Preparation and evaluation of castalin (hydrolysable tannin)-loaded poly (lactic-co-glycolic acid) nanoparticles and exploring its anticancer potential

J. Praveen Kumar


Aim: Over the past few decades, nanoparticles (NPs) have gained immeasurable interest in the field of drug delivery.
Various NP formulations have been disseminated in drug development in an attempt to increase efficiency, safety,
and tolerability of incorporated drugs. In this context, NP formulations that increase solubility, control release, and/
or affect the in vivo disposition of drugs were developed to improve the pharmacokinetic and pharmacodynamic
properties of encapsulated drugs. Among the potent anticancer agents, castalin has been found to be very efficacious
against many different types of cancer cells. Our present work investigated the efficiency of encapsulation of
castalin in poly(lactic-co-glycolic acid) (PLGA) NPs using solid/oil/water emulsion solvent evaporation method.
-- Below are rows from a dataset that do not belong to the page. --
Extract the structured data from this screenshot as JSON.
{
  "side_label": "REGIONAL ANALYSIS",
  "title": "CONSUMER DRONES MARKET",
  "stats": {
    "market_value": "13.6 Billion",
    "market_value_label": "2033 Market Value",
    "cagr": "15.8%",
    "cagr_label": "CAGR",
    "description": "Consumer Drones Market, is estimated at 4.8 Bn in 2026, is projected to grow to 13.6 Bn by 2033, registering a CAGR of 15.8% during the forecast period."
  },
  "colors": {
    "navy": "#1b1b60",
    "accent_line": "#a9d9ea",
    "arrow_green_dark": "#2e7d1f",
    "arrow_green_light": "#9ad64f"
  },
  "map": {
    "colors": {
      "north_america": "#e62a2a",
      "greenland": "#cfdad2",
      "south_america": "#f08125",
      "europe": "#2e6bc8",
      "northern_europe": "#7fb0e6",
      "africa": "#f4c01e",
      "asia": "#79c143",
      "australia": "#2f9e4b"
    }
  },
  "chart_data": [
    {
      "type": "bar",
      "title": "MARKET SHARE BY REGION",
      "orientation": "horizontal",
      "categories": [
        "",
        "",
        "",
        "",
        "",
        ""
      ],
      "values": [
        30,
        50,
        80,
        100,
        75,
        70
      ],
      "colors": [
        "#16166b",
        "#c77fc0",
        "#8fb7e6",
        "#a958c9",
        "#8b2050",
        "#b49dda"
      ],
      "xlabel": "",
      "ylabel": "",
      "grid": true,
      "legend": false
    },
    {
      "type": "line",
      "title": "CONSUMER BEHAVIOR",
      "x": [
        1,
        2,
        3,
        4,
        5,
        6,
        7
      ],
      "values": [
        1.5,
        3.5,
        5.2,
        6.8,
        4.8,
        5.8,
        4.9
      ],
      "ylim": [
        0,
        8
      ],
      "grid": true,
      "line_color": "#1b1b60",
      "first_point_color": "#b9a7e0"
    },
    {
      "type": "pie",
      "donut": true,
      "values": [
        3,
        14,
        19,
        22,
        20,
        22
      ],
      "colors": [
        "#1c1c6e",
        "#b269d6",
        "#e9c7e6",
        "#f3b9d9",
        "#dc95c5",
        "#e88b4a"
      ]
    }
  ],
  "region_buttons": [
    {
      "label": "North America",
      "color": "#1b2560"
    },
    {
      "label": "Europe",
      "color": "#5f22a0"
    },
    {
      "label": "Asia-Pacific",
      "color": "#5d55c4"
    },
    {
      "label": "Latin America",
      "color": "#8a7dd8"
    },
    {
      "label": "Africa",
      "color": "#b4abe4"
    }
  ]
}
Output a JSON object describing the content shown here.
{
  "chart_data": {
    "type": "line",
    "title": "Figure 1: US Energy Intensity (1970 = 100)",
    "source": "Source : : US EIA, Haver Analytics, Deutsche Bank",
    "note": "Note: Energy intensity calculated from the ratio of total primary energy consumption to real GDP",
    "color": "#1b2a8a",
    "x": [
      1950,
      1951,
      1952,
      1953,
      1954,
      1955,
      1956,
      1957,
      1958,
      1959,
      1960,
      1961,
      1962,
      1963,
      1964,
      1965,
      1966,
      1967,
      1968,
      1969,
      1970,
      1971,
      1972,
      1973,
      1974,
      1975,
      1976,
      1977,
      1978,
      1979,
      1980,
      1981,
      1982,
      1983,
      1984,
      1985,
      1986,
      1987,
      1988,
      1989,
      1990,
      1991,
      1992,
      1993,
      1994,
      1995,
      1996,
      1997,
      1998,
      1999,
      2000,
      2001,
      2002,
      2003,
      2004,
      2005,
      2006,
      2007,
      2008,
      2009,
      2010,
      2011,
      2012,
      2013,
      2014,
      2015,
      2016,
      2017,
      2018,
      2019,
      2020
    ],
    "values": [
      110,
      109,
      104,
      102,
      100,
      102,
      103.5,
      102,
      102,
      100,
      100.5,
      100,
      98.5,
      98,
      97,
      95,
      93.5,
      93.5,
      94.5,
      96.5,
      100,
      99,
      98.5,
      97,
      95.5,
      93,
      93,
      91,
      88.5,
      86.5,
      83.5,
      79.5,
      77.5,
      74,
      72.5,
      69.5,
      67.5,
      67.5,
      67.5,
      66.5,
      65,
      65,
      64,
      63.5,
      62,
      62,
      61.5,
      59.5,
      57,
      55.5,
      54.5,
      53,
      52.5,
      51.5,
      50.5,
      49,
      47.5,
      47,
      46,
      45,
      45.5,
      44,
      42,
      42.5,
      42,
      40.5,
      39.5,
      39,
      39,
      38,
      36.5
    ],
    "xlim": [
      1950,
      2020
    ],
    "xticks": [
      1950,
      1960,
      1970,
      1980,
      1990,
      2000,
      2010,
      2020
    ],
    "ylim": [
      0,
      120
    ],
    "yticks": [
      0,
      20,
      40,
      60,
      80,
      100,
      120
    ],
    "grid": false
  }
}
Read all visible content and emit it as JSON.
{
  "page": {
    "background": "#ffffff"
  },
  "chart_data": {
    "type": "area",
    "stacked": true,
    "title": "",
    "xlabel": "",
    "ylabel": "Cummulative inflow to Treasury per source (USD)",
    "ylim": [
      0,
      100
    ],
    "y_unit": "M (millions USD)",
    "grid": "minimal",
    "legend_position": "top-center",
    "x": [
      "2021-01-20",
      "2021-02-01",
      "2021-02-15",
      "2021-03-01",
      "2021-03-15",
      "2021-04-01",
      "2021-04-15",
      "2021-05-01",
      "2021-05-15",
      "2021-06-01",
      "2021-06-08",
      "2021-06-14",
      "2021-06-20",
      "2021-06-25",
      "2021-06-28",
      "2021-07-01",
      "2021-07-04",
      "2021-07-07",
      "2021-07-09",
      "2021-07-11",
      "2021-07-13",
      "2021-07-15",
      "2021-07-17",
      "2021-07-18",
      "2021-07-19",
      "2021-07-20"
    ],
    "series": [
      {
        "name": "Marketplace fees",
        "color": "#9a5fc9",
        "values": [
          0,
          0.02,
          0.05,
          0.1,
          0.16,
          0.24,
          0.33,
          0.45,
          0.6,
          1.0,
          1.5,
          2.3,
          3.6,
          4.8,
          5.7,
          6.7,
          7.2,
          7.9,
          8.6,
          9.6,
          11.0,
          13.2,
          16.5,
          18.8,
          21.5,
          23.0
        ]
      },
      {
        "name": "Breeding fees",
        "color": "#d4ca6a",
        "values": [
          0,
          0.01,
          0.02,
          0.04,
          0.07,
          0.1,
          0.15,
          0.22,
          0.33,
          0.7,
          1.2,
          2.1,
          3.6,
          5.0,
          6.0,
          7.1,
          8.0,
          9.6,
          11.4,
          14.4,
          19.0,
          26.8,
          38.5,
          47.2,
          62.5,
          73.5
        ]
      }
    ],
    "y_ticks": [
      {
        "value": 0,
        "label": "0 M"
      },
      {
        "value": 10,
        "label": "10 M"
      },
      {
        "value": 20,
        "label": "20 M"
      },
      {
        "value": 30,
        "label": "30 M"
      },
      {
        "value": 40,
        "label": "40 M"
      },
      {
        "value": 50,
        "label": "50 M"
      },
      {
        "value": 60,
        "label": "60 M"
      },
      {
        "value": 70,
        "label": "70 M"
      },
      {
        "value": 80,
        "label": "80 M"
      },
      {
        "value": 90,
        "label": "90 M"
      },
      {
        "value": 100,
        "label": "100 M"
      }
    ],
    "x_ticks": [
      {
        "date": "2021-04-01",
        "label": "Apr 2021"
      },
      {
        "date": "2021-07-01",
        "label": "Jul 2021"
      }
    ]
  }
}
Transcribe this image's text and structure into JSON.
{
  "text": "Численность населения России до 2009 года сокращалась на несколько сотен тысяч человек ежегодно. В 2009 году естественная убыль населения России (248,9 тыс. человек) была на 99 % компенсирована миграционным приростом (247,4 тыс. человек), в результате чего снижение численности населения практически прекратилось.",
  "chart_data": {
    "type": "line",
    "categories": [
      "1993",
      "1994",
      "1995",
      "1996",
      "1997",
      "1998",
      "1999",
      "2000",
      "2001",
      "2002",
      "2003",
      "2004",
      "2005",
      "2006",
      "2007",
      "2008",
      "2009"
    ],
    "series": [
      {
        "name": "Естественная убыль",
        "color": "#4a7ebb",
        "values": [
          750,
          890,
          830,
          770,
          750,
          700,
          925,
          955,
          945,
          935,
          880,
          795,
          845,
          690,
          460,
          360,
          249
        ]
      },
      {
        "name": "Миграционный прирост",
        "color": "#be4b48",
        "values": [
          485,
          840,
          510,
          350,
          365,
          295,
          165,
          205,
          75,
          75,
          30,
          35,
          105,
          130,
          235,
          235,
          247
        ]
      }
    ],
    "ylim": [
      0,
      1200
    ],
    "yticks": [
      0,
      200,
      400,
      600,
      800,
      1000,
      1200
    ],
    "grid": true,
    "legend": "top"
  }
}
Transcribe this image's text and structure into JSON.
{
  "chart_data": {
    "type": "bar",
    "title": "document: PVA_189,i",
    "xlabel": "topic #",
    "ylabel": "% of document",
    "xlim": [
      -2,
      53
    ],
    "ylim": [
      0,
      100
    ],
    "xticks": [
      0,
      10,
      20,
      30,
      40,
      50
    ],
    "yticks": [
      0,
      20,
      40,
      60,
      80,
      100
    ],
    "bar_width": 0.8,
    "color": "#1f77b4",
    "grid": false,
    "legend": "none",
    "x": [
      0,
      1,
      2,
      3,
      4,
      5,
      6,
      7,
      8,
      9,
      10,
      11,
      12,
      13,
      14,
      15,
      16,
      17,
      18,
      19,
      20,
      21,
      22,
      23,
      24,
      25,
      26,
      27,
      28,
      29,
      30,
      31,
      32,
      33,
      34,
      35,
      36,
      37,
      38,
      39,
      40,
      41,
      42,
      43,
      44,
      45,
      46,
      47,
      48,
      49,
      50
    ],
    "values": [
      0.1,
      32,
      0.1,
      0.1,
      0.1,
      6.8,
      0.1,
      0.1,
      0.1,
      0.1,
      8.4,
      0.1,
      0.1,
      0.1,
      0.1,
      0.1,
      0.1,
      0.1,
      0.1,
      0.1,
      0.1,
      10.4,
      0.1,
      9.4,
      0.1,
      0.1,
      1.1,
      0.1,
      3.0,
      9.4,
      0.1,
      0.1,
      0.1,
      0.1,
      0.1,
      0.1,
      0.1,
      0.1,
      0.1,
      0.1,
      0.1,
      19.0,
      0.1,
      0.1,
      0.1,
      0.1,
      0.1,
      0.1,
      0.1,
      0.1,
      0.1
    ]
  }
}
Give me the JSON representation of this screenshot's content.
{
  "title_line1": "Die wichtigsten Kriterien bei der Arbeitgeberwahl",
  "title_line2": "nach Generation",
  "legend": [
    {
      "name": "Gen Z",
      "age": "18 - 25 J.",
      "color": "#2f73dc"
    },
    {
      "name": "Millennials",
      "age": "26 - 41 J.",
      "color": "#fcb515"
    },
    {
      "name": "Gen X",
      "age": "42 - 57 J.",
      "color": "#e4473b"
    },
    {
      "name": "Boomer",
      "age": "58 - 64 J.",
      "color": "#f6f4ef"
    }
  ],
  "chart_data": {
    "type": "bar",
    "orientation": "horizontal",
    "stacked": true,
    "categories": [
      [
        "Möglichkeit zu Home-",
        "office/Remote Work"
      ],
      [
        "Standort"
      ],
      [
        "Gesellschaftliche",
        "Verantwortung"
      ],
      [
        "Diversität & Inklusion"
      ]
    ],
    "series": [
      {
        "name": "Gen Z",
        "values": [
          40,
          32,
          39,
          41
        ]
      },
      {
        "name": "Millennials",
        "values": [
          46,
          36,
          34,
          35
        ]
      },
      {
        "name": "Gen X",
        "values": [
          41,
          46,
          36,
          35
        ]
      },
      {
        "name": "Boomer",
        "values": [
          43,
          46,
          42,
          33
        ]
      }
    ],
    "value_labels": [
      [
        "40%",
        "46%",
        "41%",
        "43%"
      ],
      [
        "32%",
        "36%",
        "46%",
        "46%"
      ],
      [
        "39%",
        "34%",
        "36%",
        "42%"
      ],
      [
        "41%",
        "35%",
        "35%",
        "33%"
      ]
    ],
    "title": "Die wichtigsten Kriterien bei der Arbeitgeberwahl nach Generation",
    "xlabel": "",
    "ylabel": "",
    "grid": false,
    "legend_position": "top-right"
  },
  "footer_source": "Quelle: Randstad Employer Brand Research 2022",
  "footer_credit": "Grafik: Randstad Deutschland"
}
Materials and Methods: The NPs were formulated and then characterized for percent yield, encapsulation
efficiency, surface morphology, particle size, drug distribution studies, drug polymer interaction studies, and in vitro
drug release profiles. The objective of this work is to prepare and evaluate PLGA NPs of castalin, an anticancer
agent loaded by solvent displacement method using stabilizer (polyvinyl alcohol). Results and Discussion: The
prepared NPs were characterized by Fourier transmission infrared (FT-IR), differential scanning calorimetry (DSC),
drug loading, entrapment efficiency, particle size, and surface morphology by atomic force microscopy (AFM),
X-ray diffraction, and in vitro studies. FT-IR and DSC studies indicated that there was no interaction between the
drug and polymer. The morphological studies performed by AFM showed uniform and spherical-shaped discrete
particles without aggregation and smooth in surface morphology with a nano size range of 144 nm. Conclusion: In
this context, the huge number of reports on PLGA NPs used as drug delivery systems in cancer treatment highlights
the potential of PLGA NPs as drug carriers for cancer therapeutics and encourages further translational research.